Publié dimanche 11 décembre dans le Financial Times (FT), l'article fait l'effet d'une bombe: selon le quotidien britannique, le gouvernement américain s'apprêterait à annoncer une «avancée majeure» dans le domaine de la fusion nucléaire, percée effectuée par le laser de recherche National Ignition Facility (NIF), du laboratoire américain Lawrence Livermore.
Majeure, elle le serait. Historique, aussi: à en croire le FT –l'information est également arrivée jusqu'aux oreilles d'autres journaux, dont le Washington Post–, une expérience menée par ce laboratoire, dont nous parlions il y a peu des progrès autour des champs magnétiques, aurait pour la toute première fois été génératrice nette d'électricité.
Que cela signifie-t-il? Que le Graal énergétique propre et infini que représente la fusion nucléaire pour nombre de scientifiques, de start-up comme d'investisseurs publics ou privés, qui déversent des milliards dans ce rêve décarboné, ne serait plus tout à fait une chimère et que ses promesses se concrétisent peu à peu.
La technique utilisée est dite de fusion inertielle par laser.
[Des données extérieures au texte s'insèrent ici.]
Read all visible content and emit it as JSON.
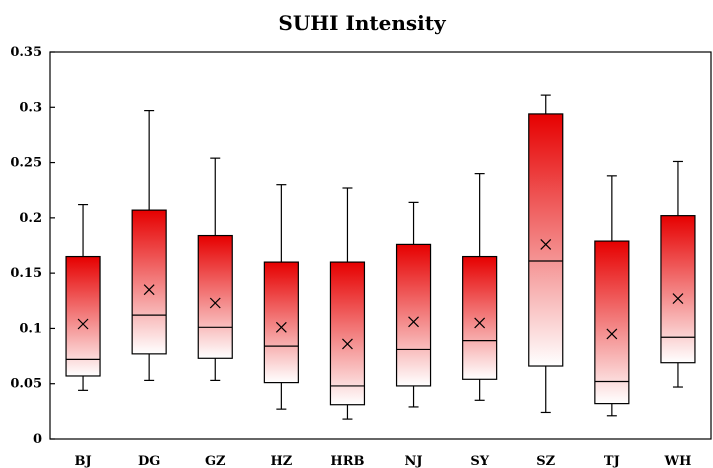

Contrairement au confinement magnétique et au tokamak, choisis notamment par le Joint European Torus (JET) au Royaume-Uni ou par le méga projet de réacteur thermonucléaire expérimental international (ITER) à Cadarache (Bouches-du-Rhône), ce sont ici des lasers qui bombardent du deutérium et du tritium afin de provoquer la réaction de fusion.
Si les avancées majeures se font à bon rythme, il restait une étape des plus cruciales à franchir pour que le fantasme scientifique devienne une réalité technologique: que la réaction soit génératrice nette d'énergie, donc qu'elle en produise plus qu'elle n'en consomme.
Le soleil vient de se lever
C'est, semble-t-il, ce que s'apprêtent à annoncer les autorités américaines. Selon les sources du Financial Times, la réaction de fusion provoquée par le laboratoire américain aurait produit une énergie de 2,5 mégajoules, soit 120% des 2,1 mégajoules nécessaires aux puissants lasers utilisés par le NIF.
L'an passé, ce dernier avait déjà annoncé avec quelque fracas avoir atteint 1,3 mégajoules, ce qui était déjà à l'époque huit fois plus que le précédent record de la même installation. Bien que l'avenir désirable de centrales à fusion couvrant, sans émissions de CO2ni rejets dangereux, tous nos besoins énergétiques soit encore probablement éloigné de quelques décennies, les choses semblent donc progresser bon train.
«Un diagnostic initial suggère une nouvelle réussite du National Ignition Facility, a indiqué une source souhaitant conserver l'anonymat au quotidien britannique. Néanmoins, les chiffres exacts doivent encore être déterminés et nous ne pouvons pas encore confirmer que nous sommes au-dessus du seuil. Cette analyse est en cours, publier les résultat avant la fin du processus serait problématique.»
Le FT explique en effet également que, toujours selon ses informations, la puissante réaction obtenue par le NIF aurait détraqué certains appareils de mesure, compliquant le calcul exact des résultats finaux de la réaction de fusion, pourtant déjà amplement discutés dans une communauté scientifique aux anges.
Il est par ailleurs précisé que le calcul ne prend en compte que l'énergie nécessaire pour faire fonctionner les lasers, mais pas celle pour les installations dans leur ensemble. Une notable limitation qui n'empêche pourtant pas le moment d'être, peut-être, crucial dans l'histoire de l'humanité.
«Si c'est confirmé, nous sommes en train de vivre un moment historique, s'est ainsi enthousiasmé le physicien Arthur Turrell, auteur d'un livre sur le sujet intitulé The Star Builders. Les scientifiques luttent depuis les années 1950 pour démontrer que la fusion peut générer plus d'énergie qu'elle n'en consomme, et le Lawrence Livermore semble avoir franchi cette barrière.»
If this fusion energy breakthrough is true, it could be a game changer for the world. https://t.co/bSeCnWCE19
— Ted Lieu (@tedlieu) December 11, 2022
Les élus américains semblent très excités par la nouvelle, qui pourrait être officialisée dans les prochaines heures ou les prochains jours par le ministère américain de l'Énergie. «Si cette avancée dans la fusion est réelle, cela pourrait tout changer pour le monde», a ainsi tweeté l'édile californien Ted Lieu dimanche 11 décembre.
«La fusion a le potentiel de sortir plus de citoyens de la pauvreté que tout ce qui a été inventé depuis le feu», avait quant à lui prophétisé Don Beyer, grand défenseur de la fusion au Congrès, lors du lancement d'une nouvelle stratégie de la Maison-Blanche sur l'énergie de fusion.